NEW YORK (MainStreet) — The tech world is bursting with rumors that Amazon (Stock Quote: AMZN) will finally announce its entry into the tablet market during a press conference scheduled for Wednesday, effectively giving Apple’s iPad a new competitor.
Major tech companies like Microsoft, Research in Motion and HP have all tried and failed (so far) to make a major dent in Apple’s share of the tablet market, but Amazon may just have a few tricks up its sleeve that could be used to succeed where these other tablets have failed and give the iPad a run for its money.
Lower Price Point
Early rumors suggest that Amazon will price its tablet at just $250, half the cost of the most basic version of the iPad 2 and $150 cheaper than the baseline version of the first-generation iPad. On the surface, that price difference should help Amazon win over consumers who have remained hesitant about forking over so much money for the Apple tablet, but there is one caveat. The $250 price tag would most likely be for a 7-inch tablet, not a 10-inch like the iPad. It might seem like a small difference, but as one analyst told MainStreet recently, this price and specification would place the new tablet more in the category of Barnes & Noble’s Nook Color tablet reader. To really compete with the iPad then, Amazon needs to put out a 10-inch tablet (something they are expected to do at a later date) in the $350-$400 price range, a significant enough price difference to convince consumers to take a chance on a non-Apple tablet.
Integrate Amazon Prime
Amazon’s real ace in the hole may well be its Prime membership service.

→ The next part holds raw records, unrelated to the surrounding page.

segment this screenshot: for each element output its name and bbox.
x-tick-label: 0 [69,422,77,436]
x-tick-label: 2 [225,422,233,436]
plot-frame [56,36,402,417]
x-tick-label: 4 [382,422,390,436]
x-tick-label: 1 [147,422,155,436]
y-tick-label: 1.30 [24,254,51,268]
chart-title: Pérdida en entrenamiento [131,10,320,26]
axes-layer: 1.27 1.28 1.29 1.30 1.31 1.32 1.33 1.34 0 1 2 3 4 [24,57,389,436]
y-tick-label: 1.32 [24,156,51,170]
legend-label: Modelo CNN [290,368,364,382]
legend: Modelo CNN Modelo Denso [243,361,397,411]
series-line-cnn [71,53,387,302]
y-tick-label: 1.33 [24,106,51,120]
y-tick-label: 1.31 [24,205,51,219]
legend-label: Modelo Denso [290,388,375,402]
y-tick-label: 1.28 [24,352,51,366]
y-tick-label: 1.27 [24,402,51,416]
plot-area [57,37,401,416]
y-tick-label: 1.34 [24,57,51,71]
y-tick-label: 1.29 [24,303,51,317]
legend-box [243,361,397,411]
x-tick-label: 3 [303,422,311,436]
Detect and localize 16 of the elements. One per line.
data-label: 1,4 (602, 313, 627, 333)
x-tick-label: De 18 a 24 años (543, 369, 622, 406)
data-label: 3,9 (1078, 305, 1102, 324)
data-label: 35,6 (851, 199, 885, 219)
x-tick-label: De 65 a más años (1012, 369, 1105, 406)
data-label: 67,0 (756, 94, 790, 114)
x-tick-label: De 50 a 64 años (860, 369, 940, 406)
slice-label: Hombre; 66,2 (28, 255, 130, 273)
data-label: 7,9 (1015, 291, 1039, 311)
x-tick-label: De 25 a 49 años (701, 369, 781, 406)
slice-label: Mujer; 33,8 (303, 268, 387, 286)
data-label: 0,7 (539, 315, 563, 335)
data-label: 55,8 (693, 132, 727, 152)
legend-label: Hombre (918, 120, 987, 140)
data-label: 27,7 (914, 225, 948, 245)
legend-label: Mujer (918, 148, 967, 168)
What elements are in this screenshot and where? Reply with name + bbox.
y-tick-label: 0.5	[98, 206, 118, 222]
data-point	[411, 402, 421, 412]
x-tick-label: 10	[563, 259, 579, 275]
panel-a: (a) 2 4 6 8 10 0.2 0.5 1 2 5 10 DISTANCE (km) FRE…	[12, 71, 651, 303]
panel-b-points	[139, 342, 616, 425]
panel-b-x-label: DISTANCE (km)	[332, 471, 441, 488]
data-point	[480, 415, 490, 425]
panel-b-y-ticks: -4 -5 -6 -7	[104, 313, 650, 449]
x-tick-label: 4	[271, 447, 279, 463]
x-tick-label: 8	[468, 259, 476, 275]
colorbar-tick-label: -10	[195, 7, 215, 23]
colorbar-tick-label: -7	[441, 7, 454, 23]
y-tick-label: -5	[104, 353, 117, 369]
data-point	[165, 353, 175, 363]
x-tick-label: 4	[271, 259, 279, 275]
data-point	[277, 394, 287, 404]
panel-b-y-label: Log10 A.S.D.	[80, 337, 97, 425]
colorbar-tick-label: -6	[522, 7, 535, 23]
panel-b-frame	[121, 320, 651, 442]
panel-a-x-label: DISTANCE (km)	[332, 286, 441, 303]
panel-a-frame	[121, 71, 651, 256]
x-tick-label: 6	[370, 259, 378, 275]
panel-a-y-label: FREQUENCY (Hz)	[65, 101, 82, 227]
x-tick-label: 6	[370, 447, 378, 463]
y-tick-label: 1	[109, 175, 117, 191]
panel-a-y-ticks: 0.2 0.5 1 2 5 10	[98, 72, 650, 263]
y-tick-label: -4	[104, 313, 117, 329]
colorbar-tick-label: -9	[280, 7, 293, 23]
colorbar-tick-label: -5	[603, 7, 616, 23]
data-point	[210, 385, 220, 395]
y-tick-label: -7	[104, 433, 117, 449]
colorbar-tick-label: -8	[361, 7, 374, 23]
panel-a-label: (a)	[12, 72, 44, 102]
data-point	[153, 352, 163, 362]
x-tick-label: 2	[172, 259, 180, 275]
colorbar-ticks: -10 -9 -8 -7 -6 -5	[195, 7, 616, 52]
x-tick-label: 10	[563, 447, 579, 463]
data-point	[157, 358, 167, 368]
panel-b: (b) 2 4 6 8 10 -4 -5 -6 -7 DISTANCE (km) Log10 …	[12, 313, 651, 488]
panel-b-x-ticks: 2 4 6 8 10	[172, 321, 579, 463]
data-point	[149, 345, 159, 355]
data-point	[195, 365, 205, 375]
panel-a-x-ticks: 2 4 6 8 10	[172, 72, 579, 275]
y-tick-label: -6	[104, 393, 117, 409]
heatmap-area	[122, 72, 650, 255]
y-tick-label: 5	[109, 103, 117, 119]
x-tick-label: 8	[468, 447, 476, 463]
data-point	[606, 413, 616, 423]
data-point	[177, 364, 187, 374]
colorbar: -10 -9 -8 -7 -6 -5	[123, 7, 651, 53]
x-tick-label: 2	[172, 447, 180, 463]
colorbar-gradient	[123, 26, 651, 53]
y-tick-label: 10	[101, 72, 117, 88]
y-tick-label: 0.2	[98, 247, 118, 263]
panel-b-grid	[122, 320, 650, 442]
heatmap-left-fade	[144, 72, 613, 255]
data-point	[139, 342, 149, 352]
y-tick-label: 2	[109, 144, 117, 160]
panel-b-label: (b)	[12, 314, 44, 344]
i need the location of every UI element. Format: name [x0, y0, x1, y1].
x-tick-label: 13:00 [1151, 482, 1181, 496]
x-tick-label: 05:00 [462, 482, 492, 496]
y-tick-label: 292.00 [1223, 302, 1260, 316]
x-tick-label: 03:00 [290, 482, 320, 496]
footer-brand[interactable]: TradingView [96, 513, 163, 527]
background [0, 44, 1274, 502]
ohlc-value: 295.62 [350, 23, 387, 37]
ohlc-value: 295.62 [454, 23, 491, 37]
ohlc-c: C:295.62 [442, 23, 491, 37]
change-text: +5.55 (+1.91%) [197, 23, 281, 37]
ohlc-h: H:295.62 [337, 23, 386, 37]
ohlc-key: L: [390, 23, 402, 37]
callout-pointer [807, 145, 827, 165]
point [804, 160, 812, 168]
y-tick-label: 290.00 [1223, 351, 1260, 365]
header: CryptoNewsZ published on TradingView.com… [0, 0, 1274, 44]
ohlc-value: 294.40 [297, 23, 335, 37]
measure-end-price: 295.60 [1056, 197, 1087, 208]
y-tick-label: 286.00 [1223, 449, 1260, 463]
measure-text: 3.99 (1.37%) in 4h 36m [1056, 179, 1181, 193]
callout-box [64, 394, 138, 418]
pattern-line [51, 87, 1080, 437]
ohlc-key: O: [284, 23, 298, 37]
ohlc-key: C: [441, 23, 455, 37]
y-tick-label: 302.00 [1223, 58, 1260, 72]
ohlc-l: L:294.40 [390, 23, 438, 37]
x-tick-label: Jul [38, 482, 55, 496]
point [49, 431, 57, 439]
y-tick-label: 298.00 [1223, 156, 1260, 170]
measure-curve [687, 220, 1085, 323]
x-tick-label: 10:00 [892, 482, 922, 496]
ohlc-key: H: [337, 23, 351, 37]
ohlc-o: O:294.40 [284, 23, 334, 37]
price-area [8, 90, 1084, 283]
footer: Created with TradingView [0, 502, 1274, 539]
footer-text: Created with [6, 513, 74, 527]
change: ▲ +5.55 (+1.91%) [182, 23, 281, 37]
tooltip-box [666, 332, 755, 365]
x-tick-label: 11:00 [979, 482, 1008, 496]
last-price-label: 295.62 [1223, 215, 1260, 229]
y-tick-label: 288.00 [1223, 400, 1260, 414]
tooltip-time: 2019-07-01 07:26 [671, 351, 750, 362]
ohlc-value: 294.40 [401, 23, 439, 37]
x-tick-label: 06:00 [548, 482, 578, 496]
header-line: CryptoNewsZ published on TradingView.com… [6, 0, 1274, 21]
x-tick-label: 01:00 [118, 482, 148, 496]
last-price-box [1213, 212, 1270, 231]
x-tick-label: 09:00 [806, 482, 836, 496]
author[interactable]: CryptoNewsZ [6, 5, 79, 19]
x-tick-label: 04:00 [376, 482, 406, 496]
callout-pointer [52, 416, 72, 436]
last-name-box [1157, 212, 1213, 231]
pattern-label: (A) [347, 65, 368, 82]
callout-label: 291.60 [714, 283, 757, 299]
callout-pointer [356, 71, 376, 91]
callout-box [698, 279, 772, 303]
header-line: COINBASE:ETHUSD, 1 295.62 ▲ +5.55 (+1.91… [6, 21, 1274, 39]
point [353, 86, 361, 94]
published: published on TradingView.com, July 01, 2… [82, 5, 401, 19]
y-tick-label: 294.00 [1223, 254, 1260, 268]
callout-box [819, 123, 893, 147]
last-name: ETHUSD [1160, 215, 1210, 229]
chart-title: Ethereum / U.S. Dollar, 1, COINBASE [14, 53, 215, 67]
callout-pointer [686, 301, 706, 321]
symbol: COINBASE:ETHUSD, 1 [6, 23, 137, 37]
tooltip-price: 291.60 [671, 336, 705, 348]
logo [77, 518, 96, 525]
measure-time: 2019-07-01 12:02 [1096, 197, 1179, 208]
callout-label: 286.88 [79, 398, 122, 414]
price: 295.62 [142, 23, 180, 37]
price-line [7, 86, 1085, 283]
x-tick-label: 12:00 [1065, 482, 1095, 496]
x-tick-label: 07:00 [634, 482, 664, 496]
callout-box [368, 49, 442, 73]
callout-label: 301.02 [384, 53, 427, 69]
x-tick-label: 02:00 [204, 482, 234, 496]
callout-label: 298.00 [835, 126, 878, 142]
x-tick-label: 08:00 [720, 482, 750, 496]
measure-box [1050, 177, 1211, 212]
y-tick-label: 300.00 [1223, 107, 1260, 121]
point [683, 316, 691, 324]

The $79 option already comes with a powerhouse of features including streaming movies, TV shows, expedited shipping and even a rumored book subscription service. Even if Amazon chose to price tablets closer to the iPad, a free Prime membership (perhaps for one or two years) could serve as an effective way to entice more consumers to purchase the tablet. Not only would this be a value-add for the tablet, but integrating the various features that come with Prime – particularly the video streaming – would boost the experience of using Amazon’s tablet.
A True App Store
Earlier this year, Amazon launched its own Appstore, selling applications for Android smartphones. Since then, Amazon has developed a wide range of games and utility apps that could be a potential selling point if and when the company releases a tablet. The tricky part for Amazon will be convincing consumers that its Appstore is anywhere near as robust as Apple’s. One point in the company’s favor right now is that Amazon already has many big name apps like Plants vs. Zombies and Angry Birds that could attract customers.